One afternoon, he was plugging away trying to find work and was walking on High Street when he ran into a Hamilton Brokerage customer, a farmer named Mr. Schwab.
Mr. Schwab asked Mr. Jewell if it wasn’t a little late for him to be on his lunch break, and Mr. Jewell told him what had happened. Mr. Schwab said that Jewell should open his own store, but Mr. Jewell told him he didn’t have any money for that.
“Mr. Schwab pulled a check book out of the pocket of his overalls and used dad’s back to write out a check,” Jewell said. “He left the amount blank and the date blank and said, ‘Start a store for the working man.’ ”
So Mr. Jewell found an 800-square-foot store front on Heaton Street, then in the heart of Hamilton’s industry, and opened The Workingman’s Store in the summer of 1954. Jewell still has a copy of the advertising from their opening, with sales on men’s work shoes from $3.45 to $10.95, dress Oxfords from $4.95 to $10.94 and 8-ounce canvas work gloves for 19 cents a pair. Wool felt hats were $3.95.
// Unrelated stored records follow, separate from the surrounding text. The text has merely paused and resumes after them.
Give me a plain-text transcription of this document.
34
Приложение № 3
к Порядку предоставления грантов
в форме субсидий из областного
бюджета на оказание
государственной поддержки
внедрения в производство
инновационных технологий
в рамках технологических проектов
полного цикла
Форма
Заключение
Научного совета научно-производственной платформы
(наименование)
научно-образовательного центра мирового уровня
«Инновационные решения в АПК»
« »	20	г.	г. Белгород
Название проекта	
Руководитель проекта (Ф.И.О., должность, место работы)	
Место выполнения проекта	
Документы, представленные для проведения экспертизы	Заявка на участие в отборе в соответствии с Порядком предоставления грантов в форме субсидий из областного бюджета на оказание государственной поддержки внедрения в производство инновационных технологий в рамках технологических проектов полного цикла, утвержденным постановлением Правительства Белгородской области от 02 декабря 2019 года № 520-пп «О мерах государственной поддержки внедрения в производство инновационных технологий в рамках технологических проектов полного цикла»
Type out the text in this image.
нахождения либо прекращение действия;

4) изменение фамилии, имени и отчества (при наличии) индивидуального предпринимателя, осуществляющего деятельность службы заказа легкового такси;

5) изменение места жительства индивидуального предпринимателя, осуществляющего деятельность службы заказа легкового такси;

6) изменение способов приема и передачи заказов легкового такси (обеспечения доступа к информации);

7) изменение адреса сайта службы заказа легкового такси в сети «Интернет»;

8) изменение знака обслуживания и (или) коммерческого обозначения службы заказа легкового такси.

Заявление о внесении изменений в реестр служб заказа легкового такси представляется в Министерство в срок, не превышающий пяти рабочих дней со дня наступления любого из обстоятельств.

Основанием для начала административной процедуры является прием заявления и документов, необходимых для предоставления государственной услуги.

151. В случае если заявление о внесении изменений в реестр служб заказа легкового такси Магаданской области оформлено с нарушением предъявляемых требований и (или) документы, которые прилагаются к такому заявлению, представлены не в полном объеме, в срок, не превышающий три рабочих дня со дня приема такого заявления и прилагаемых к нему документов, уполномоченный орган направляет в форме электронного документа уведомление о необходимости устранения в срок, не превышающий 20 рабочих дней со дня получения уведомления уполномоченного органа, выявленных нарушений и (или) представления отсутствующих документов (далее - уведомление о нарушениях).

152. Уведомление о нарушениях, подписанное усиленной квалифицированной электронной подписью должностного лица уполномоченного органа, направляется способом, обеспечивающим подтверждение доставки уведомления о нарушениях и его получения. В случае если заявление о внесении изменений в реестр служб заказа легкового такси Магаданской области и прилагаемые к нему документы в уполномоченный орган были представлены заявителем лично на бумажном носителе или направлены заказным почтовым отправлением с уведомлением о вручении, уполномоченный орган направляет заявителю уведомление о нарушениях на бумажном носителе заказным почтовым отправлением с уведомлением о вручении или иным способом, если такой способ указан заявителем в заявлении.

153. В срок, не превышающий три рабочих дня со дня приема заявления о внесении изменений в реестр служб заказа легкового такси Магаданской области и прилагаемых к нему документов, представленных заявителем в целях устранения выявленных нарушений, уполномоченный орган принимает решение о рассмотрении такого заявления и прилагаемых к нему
Jewell also has a couple of copies left of the hand-written post cards that the family helped mail out, going through the phone directory finding addresses, to announce the store opening.
The business did so well that when the Pillsbury Union left the building next door, they were able to expand to 1,600 square feet, and even took over the back rooms and upstairs of the Paul Harris Shoe Store and Repair to hold extra merchandise.
The Workingman’s Store flourished enough to finance the opening of the Jewell Department Store in College Corner in 1965, but it burned out in 1969 and the family never re-opened it.
In 1965, Jewell went to work for his father for $2 an hour, leaving his $2.80 an hour job at Champion International.
In 1980, they moved to the current location, 4,500 square feet in a former machine shop.
The elder Mr. Jewell worked every day at the store well into his 80s, and passed away about eight years ago. Although he “officially retired” near the end of his days, he still called the store every day to see what was going on.
“He always told us, ‘Look up and down the street before you lock up. You might get a last-minute customer. We don’t want anyone going to the big stores’,” Jewell recalled.
That was the kind of service they built the store on. Jewell said his mother, who had worked at the Robinson-Schwenn Department Store before coming to work for the family business, used to make free alterations when all of the other stores in town would charge extra.
“Everybody loved my dad,” Jewell said. “The harshest thing he ever said to me was one day when a salesman came in and dad pulled me aside. ‘Don’t buy too much today,’ he said. ‘The funds are low.’ He never got harsher than that.”
Eventually, however, the big stores won out and the industry all left the area.
“We had a good business through the ’80s and ’90s,” Jewell said. “At one time we had over 100 charge accounts with all of Hamilton’s big manufacturers, but one by one they left.”
Now, he’s hoping someone will come along and buy out the remaining stock.
Until then, everything is marked down 50 percent until it’s all gone.